Bir başka mesele ise İyi Parti ve Saadet Partisi üzerinden muhafazakar seçmenin de sol partilere oy verilebileceği algısının üretilmesiyle CHP+HDP+İyi Parti gibi ittifakların önünün açılması ve bu ittifaklar aracılığı ile HDP+PKK çizgisinin meşru zemine çekilerek itibarının artırılması projesinin sahaya indirilmesi. İstanbul seçimlerinde belli ki İmamoğlu HDP’den ciddi şekilde oy aldı. Kemalist seçmenle bölücü eğilim, İyi Parti çizgisindeki milliyetçi çizgi ile Saadet çizgisindeki İslamcı eğilim bu seçimde bir araya getirildi. Yani İslamcılar, Milliyetçilerin bir kesimi, bölücüler ve Kemalist seçmen Erdoğan ve AK Parti’yi devirmek için bir blok oluşturdular. Blok başarılı oldu mu, oldu. İmamoğlu’nun bu kadar çok oy almasının sebebi bu bloğun Erdoğan düşmanlığındaki ısrarından başka bir şey değil. Peki HDP ile ittifak yapan bir CHP’yi Kemalist seçmenin midesi nasıl kaldırdı? Peki İslamcılar HDP’ye nasıl tahammül edebildiler? Cevap ortada, söylemeye dahi gerek yok.

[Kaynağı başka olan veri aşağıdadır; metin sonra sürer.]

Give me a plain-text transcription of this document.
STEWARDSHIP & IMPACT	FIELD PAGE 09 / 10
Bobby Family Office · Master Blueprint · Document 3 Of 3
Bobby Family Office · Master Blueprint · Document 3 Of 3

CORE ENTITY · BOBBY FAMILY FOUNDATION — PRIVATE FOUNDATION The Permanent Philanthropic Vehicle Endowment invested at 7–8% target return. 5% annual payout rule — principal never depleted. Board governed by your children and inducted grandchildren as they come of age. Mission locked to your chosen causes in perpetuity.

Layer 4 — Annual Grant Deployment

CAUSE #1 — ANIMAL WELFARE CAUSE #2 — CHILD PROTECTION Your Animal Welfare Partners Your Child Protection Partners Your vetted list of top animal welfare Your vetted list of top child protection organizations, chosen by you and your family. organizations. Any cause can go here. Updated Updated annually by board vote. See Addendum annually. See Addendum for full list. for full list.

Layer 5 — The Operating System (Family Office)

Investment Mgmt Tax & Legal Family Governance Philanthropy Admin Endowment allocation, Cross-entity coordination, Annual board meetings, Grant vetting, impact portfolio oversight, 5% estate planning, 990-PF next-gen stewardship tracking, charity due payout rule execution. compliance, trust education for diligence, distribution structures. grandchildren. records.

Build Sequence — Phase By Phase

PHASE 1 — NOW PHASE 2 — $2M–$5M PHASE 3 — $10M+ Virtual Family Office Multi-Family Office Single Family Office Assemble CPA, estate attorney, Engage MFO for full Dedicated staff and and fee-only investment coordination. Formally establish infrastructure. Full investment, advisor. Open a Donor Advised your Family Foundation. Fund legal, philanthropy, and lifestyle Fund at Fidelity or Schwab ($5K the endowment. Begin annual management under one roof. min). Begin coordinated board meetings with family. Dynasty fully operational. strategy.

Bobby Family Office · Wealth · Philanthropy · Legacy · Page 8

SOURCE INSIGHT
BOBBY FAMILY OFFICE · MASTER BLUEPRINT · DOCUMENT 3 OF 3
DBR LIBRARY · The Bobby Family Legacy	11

Ancak bu süreçten sonra çok farklı bir CHP ile, çok farklı bir AK Parti’yle çok farklı bir siyasal tablo ile karşı karşıya olacağımız kesin. Nasıl mı? Bekleyin görün derim. Bir ipucu isterseniz vereyim. meselâ CHP’nin başına Türk asıllı olmayan ama adıyla soyadıyla yerli, bizden imajı veren birisi getirilecek. HDP’li Sezai Temelli’nin “vâdedilmiş topraklar ve Musa” çıkışından sonra umarım bu ipucunu “yok canım o kadar da değil” şeklinde algılamazsınız! Bomba yakında patlar merak etmeyin. Biraz sabredin.